Caroline Brophy1, David J. Gibson2, and John Connolly1. (1) University College Dublin, (2) Southern Illinois University
Background/Question/Methods Several statistical issues can arise in the analysis of reproductive data. The relationship between reproductive output and plant biomass regularly follows a log–log allometric regression. However, some plants may not reproduce and their zero reproductive values violate the assumptions of this standard regression methodology. Except when there are outlier zero values that do not follow this relationship such as from large, non-reproducing plants, truncated regression allows zero values to be incorporated appropriately in the allometric relationship. Here, we present a framework for dealing with these issues. This methodology combines a truncated regression model and a logistic regression model in a mixture model framework. The truncated regression component allows for non-reproducing values that follow the same allometric relationship as reproducing plants and the second logistic regression component allows for inclusion of the outliers. First, we present an illustration of the methodology to a dataset examining reproductive allocation in the annual plant Sinapis arvensis. We then analyse the applicability of the methods to a range of datasets in which reproductive output was measured in one of several ways for a variety of plants. We generalize the framework to deal with peculiarities that occurred across the datasets and uniquely within individual datasets.
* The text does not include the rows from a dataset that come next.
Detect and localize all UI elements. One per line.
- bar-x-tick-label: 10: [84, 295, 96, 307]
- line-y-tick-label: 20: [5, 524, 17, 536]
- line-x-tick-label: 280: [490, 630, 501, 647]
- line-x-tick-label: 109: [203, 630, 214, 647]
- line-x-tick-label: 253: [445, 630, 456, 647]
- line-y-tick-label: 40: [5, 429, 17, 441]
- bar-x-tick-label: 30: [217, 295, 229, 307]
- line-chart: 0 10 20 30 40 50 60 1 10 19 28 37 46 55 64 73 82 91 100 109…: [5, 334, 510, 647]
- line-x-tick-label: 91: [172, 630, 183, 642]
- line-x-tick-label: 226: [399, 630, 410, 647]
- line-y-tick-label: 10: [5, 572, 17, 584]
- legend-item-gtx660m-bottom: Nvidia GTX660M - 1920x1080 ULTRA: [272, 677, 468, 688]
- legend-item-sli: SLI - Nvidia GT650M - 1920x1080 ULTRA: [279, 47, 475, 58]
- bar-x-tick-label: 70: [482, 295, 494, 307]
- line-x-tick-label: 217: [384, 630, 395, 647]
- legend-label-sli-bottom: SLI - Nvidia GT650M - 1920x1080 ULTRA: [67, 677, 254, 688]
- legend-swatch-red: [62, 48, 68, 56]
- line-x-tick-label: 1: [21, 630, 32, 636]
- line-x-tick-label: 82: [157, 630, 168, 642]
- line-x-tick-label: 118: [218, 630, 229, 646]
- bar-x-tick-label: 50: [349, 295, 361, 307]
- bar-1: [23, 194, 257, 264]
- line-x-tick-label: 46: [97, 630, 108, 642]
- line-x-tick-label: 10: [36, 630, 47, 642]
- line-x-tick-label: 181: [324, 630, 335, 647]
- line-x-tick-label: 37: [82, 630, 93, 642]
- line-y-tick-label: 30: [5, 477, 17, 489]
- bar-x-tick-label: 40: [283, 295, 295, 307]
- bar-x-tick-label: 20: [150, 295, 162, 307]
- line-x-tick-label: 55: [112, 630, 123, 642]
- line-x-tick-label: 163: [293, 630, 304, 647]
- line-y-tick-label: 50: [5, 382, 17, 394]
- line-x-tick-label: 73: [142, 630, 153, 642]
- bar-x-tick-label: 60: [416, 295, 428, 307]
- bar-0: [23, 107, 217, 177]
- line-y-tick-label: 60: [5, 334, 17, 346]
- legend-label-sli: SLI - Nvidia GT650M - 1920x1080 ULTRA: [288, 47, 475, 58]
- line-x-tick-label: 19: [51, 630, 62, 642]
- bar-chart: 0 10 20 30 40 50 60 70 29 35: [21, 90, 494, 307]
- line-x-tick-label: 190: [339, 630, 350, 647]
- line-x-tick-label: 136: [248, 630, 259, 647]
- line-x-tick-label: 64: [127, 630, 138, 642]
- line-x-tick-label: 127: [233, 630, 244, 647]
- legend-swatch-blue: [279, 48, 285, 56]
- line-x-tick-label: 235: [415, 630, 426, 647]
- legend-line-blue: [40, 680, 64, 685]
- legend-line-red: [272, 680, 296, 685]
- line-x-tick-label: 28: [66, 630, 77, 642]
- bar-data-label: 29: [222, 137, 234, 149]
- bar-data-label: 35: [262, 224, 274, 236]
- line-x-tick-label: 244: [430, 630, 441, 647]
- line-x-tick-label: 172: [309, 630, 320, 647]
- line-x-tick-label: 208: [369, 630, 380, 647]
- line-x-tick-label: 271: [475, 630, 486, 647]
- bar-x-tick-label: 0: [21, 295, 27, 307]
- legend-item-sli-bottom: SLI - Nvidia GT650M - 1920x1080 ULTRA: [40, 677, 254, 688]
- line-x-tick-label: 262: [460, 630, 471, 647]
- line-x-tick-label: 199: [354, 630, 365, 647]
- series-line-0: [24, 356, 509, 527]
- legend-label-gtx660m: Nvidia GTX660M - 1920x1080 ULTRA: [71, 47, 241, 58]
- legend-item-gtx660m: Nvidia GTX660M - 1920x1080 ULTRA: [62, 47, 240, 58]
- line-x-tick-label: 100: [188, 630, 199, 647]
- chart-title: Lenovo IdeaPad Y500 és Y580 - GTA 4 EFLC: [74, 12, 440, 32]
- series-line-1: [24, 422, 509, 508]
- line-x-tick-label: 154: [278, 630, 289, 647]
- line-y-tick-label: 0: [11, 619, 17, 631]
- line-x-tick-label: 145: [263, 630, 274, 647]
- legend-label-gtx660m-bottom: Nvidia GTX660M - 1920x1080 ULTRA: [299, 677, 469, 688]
Results/Conclusions We developed our methodology to assess S. arvensis plants growing in competition at varying density and CO2 levels. We found strong evidence for a group of non-reproducing individuals that did not follow the allometric relationship between reproductive allocation and total biomass and CO2. Our datasets from other reproductive output experiments included 6% to 66% non-reproductive individuals per population. We adapted our methodology to deal with issues that arose in applying our framework to each dataset. Reproductive output was measured as a count response (e.g., flower number) in six datasets and we changed the distributional assumptions of the response as the normality assumptions associated with continuous responses (e.g., seed biomass) were no longer suitable. There were repeated measurements in six datasets and we either included additional error terms in our model to allow for the correlation between the repeated responses, or analysed each time point separately. We found evidence of a group of outlier, non-reproducing individuals in five datasets. Measurements were at the stand level in one dataset and our framework was able to deal with this without change. Overall, we found that our framework was robust in handling the wide range of peculiarities that arise with reproductive data.